Cyclopiazonic acid, an inhibitor of calcium-dependent ATPases with antiviral activity against human respiratory syncytial virus

- We identified indole alkaloid cyclopiazonic acid as an inhibitor of RSV by screening of natural product library.
- Cyclopiazonic acid was efficacious against strains of both RSV subgroups A and B, and PIV-3, but not EV-A71.
- Cyclopiazonic acid acts at the step of virus genome replication and/or transcription.
- Pharmacological inhibitors capable of elevating intracellular calcium concentration could also inhibit RSV replication.
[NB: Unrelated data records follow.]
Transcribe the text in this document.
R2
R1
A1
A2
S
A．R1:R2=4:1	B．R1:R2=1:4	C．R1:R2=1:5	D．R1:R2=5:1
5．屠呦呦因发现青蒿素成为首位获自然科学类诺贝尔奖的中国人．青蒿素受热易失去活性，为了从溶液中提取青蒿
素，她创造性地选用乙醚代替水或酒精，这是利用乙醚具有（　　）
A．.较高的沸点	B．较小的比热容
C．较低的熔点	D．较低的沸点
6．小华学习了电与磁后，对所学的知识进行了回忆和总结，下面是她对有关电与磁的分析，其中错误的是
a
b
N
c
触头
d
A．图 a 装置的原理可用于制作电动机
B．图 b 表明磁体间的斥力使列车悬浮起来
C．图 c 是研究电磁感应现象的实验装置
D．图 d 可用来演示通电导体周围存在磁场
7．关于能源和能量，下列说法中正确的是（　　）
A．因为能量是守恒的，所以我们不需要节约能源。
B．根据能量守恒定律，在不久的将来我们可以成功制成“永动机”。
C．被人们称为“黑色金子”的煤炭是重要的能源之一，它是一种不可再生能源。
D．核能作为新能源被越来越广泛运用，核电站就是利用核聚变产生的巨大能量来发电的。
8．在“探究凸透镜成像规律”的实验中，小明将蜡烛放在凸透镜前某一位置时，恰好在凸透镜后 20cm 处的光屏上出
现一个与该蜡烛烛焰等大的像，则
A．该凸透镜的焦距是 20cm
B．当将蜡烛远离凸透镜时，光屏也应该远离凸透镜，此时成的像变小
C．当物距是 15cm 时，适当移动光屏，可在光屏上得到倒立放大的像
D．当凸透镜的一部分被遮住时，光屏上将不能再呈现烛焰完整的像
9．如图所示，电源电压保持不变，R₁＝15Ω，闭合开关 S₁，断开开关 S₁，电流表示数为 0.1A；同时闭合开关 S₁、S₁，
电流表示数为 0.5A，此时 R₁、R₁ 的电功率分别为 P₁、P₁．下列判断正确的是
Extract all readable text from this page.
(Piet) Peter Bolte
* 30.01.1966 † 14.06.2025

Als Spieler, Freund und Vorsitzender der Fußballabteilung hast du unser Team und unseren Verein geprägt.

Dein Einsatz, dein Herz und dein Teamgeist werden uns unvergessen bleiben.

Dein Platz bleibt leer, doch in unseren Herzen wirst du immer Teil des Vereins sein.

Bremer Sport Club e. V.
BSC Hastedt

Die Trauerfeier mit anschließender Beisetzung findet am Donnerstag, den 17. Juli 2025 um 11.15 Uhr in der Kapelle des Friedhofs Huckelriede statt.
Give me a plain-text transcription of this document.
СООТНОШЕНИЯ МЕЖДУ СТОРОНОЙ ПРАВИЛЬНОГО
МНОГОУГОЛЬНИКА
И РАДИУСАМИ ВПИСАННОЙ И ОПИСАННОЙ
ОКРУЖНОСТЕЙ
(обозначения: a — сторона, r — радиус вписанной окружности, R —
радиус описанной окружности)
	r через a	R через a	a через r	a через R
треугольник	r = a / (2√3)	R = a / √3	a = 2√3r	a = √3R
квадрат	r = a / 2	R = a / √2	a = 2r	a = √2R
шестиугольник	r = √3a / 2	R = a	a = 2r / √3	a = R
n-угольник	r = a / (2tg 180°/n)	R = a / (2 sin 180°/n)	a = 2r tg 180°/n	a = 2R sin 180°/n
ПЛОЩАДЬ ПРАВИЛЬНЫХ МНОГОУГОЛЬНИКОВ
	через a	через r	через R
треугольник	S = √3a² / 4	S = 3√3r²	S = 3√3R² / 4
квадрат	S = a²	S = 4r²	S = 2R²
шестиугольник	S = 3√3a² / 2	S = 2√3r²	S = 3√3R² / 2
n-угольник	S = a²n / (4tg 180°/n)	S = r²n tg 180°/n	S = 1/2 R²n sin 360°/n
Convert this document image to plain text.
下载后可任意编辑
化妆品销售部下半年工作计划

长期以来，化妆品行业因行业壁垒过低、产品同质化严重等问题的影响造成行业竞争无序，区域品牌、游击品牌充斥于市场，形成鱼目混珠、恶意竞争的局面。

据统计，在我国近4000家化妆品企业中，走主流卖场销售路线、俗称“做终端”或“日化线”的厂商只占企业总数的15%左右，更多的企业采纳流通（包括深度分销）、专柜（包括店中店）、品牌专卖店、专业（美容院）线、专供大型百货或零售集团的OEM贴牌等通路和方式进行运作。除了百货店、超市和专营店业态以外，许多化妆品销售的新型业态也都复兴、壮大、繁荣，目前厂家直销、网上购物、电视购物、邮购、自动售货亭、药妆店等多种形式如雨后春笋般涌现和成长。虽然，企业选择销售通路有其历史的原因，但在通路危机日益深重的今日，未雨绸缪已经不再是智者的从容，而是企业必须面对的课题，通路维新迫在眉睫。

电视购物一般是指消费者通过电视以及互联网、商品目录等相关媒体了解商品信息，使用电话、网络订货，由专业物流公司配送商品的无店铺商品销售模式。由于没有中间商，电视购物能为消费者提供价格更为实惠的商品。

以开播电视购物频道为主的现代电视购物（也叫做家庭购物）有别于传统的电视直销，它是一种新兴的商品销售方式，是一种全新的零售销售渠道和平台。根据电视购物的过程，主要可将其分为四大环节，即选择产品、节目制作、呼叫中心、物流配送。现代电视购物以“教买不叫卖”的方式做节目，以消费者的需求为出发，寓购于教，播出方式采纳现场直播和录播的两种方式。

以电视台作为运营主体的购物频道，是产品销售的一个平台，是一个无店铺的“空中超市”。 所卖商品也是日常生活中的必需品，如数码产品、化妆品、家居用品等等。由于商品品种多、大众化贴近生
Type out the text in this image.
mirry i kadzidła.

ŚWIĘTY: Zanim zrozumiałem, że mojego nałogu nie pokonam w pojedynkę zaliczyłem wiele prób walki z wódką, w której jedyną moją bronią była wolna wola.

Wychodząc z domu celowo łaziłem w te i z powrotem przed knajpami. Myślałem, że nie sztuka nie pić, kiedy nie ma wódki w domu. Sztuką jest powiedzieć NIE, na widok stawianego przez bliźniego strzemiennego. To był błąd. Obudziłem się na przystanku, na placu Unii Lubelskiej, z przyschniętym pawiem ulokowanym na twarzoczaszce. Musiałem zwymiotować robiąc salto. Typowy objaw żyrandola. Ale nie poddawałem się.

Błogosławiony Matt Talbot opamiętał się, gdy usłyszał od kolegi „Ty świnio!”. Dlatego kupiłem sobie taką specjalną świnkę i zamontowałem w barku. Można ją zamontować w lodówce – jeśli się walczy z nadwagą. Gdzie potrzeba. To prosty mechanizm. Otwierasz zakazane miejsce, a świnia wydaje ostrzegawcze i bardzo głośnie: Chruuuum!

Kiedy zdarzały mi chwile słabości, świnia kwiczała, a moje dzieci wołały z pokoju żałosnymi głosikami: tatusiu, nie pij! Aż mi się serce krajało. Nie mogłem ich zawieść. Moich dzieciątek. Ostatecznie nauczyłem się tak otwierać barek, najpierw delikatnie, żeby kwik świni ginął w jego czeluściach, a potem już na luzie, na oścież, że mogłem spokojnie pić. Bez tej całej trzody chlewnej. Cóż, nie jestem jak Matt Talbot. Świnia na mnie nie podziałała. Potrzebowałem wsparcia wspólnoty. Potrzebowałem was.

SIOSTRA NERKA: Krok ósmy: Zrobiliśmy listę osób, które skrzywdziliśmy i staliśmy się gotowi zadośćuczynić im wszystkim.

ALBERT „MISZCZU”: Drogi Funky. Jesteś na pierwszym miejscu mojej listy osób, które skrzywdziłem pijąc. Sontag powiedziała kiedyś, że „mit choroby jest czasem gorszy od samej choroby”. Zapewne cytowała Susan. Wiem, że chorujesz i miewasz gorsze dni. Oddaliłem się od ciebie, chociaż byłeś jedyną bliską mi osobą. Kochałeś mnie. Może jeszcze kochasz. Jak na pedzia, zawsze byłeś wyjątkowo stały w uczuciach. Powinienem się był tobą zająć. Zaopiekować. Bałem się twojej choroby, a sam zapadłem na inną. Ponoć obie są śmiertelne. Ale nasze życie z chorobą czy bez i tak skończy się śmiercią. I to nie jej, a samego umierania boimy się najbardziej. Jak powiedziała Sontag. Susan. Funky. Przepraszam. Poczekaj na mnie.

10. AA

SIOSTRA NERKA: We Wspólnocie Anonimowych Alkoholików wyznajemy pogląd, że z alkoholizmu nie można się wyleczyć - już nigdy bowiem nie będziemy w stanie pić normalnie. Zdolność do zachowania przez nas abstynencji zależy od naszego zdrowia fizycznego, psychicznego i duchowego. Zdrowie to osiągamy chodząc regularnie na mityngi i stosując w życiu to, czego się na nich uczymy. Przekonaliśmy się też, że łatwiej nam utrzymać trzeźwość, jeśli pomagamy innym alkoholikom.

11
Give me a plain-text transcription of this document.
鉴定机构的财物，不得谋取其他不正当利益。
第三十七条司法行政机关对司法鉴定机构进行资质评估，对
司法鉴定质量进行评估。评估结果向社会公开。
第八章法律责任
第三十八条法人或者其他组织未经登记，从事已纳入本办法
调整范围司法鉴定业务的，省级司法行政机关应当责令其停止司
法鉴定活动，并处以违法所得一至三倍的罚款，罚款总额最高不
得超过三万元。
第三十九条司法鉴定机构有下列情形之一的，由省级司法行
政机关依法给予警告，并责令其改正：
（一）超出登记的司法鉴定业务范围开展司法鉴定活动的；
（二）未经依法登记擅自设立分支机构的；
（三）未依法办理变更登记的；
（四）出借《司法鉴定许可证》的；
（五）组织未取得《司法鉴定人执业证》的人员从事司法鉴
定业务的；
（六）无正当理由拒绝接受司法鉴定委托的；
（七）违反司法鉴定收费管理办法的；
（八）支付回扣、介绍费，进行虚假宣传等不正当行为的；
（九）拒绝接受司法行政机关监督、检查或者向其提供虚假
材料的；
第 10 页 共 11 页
Human respiratory syncytial virus (RSV) is a common cause of lower respiratory tract infections in infants and young children worldwide, yet no vaccine or effective antiviral treatment is available. To search for new anti-RSV agents, we developed a cell-based assay that measures inhibition of RSV-induced cytopathic effect (CPE) and identified cyclopiazonic acid (CPA), an intracellular calcium ATPase inhibitor as a RSV inhibitor (EC50 values 4.13 μM) by screening of natural product library. CPA inhibited the replication of RSV strains belonging to both A and B subgroups and human parainfluenza virus type 3, but not Enterovirus 71. Mechanism of action study by time-of-addition assay and minigenome assay revealed that CPA acts at the step of virus genome replication and/or transcription. Moreover, two other calcium ATPase inhibitors (Thapsigargin and BHQ) and calcium ionophores (A23187 and ionomycin), but not calcium channel blockers (nifedipine, nimodipine, and tetrandrine), also had similar effect. These results indicate that an increase in intracellular calcium concentration is detrimental to RSV replication. Thus, our findings provide a new strategy for anti-RSV therapy via increasing intracellular calcium concentration.